After the release of the Barbie movie simultaneously worldwide in 2023, the Barbie brand and consequently the "ideal" of femininity associated with Barbie became widespread globally and in Turkey, particularly through social media platforms, fostering a postmodern consumer culture. This study conducts a descriptive analysis of Barbie-themed posts made by female users on Instagram which is one of the significant social media platforms, to examine the femininities or discourses of femininity derived through Barbie consumer culture.
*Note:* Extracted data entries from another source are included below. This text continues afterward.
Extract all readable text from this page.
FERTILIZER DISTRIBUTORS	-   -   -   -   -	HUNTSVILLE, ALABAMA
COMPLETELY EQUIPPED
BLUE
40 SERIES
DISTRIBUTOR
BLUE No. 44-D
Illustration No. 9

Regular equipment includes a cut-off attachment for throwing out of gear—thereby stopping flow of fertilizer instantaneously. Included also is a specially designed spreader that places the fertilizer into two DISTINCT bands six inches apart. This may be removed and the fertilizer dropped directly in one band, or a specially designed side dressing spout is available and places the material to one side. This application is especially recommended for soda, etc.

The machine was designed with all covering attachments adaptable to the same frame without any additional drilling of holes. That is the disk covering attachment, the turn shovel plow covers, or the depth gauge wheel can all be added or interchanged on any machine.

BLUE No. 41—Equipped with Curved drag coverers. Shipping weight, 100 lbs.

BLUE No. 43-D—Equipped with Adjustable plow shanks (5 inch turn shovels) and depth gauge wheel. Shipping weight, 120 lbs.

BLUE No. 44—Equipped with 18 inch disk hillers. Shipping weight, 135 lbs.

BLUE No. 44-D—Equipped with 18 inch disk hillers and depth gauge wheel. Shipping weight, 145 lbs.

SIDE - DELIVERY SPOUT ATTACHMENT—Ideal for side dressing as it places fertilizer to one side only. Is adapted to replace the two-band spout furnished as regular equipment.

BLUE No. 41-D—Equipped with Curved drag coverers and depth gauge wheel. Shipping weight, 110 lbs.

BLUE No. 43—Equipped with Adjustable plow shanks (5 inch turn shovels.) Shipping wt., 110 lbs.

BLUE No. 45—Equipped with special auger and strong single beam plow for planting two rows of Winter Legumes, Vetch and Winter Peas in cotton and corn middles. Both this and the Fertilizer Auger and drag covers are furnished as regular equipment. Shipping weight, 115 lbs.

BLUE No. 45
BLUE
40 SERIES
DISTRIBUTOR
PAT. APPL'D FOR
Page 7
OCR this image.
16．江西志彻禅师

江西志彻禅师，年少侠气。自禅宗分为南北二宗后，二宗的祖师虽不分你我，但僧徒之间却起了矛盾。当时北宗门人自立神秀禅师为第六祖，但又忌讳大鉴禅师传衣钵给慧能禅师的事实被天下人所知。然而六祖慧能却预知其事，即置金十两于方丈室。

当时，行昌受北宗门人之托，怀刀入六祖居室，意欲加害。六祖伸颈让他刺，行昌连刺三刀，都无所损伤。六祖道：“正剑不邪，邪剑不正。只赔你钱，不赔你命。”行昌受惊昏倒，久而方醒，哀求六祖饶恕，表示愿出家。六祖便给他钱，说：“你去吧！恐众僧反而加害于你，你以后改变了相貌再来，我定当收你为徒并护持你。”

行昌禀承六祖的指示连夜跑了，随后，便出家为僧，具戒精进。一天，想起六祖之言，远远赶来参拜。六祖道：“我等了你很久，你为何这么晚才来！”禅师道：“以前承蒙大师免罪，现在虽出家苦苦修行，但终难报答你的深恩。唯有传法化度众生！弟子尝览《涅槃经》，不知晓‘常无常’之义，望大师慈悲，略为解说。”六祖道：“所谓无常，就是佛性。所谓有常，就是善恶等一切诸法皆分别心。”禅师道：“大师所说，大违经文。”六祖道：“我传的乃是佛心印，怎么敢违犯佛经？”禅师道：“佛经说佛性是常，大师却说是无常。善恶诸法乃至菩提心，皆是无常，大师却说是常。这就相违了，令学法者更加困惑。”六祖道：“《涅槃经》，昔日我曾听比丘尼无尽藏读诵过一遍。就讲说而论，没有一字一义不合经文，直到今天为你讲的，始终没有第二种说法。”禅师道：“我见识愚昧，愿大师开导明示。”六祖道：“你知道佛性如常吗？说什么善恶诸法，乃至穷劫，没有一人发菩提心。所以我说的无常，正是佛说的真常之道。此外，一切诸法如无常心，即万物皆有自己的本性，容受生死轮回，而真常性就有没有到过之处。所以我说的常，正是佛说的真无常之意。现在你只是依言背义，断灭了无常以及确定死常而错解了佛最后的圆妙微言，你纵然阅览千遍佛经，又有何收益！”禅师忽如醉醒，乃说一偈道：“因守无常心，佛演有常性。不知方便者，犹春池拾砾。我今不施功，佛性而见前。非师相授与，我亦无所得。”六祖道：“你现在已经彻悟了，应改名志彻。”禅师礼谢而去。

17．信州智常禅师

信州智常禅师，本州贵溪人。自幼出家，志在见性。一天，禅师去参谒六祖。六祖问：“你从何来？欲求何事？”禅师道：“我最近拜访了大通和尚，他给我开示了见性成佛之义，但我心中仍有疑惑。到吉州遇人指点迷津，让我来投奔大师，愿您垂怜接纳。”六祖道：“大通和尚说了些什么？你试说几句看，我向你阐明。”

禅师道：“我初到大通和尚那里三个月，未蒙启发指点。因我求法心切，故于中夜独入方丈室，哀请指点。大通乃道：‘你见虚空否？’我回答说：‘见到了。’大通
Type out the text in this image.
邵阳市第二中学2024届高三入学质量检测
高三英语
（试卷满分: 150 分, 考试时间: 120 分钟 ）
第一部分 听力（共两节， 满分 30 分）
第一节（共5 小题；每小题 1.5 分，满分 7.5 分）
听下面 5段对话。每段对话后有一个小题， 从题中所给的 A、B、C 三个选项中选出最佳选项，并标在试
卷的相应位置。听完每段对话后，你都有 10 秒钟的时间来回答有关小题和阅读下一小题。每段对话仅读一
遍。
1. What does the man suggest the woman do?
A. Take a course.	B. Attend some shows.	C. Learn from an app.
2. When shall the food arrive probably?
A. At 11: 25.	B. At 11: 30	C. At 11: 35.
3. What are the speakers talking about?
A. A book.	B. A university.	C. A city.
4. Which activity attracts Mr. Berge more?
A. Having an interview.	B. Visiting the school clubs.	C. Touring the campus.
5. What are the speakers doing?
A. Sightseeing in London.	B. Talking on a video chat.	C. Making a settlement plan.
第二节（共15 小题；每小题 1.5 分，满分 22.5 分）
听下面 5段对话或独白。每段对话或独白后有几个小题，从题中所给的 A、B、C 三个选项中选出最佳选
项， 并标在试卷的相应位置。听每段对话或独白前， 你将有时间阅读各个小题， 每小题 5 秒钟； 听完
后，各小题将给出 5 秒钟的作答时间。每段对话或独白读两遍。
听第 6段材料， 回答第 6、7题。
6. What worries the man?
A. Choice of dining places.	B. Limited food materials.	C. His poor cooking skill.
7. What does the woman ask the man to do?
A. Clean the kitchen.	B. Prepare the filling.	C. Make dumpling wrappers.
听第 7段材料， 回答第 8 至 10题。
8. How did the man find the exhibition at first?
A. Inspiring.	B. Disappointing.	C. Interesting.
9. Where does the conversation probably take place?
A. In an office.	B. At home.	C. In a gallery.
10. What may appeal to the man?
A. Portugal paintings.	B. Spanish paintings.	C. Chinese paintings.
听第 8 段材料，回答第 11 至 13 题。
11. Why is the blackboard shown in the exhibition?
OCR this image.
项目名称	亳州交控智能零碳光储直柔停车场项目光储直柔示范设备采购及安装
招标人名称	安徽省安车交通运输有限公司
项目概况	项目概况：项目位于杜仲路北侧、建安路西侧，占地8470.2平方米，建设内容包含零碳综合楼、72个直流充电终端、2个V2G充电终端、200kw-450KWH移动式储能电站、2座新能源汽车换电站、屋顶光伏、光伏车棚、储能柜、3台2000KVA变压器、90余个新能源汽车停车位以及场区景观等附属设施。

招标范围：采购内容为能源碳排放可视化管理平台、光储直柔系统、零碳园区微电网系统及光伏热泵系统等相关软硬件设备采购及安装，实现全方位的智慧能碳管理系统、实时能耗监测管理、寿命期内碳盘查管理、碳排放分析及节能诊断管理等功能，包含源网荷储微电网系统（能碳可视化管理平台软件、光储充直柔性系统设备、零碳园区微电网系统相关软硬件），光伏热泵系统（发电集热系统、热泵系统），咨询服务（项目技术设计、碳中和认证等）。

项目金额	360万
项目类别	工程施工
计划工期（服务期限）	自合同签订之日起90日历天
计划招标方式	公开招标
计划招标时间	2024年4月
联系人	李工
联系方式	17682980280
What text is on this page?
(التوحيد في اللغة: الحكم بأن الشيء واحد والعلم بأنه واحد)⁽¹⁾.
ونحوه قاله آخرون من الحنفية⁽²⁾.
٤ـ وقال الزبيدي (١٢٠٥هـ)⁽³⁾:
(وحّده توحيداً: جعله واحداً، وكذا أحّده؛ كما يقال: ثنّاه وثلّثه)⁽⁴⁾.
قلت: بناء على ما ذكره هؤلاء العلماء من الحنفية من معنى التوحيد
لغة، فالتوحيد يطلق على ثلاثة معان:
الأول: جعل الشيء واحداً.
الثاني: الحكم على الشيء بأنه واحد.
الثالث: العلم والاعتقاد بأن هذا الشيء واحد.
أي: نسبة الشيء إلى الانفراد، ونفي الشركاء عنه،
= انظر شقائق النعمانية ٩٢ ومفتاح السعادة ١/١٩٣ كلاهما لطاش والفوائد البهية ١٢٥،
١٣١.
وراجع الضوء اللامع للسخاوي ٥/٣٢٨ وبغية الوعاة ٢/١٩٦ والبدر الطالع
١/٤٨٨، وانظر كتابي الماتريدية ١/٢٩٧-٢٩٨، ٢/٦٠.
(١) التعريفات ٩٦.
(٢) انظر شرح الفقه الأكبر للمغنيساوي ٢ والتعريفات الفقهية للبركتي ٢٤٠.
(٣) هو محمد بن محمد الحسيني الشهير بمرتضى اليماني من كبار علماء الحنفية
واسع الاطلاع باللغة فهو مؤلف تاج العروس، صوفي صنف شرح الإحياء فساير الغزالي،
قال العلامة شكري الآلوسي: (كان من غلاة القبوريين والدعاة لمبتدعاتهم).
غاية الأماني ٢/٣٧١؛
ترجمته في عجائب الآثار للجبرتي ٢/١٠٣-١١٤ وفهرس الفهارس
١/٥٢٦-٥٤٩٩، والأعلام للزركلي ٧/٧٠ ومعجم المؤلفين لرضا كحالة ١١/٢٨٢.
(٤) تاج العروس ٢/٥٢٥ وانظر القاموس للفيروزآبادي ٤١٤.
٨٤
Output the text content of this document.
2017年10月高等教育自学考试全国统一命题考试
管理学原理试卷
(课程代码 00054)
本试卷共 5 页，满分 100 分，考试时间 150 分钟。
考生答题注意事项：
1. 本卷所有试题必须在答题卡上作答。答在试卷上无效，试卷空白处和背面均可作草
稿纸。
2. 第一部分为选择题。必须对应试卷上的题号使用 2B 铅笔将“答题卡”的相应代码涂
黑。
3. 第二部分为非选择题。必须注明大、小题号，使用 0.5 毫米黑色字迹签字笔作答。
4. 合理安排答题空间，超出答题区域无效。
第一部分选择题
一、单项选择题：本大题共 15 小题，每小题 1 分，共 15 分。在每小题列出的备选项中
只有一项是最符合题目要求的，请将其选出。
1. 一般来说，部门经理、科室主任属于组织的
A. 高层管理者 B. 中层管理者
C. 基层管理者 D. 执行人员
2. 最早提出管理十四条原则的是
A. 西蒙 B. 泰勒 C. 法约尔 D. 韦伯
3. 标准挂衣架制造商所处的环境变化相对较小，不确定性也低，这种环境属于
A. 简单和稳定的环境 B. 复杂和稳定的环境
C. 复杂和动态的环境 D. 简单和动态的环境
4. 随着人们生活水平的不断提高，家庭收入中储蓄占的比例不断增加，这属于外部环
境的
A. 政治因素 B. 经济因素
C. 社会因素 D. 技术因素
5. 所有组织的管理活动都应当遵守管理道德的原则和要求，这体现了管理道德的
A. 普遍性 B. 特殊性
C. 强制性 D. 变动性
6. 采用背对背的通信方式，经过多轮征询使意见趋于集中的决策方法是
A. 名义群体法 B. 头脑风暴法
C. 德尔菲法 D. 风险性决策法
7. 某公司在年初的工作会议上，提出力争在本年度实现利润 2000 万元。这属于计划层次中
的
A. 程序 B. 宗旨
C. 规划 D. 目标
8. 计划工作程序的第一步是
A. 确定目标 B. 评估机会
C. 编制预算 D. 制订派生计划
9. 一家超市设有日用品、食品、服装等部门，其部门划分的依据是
It is argued that the new generation Barbie character, defined within a postfeminist and neoliberal discourse, becomes a part of our reality as a simulacrum performed by real women. Thus, a postmodern femininity identity in which the boundaries of reality are blurred is shown to society with every Barbie post while local or various excluded femininities can both make themselves visible and exist through this simulacrum, on the condition of being like Barbie. Instagram has become a kind of “spectacle” where all kinds of consumption are exhibited, as postmodernist thinkers imagine. It is analyzed that individuals both relate themselves to a hyperreal female identity and also emphasize their subjectivities by referencing to their different or excluded femininities.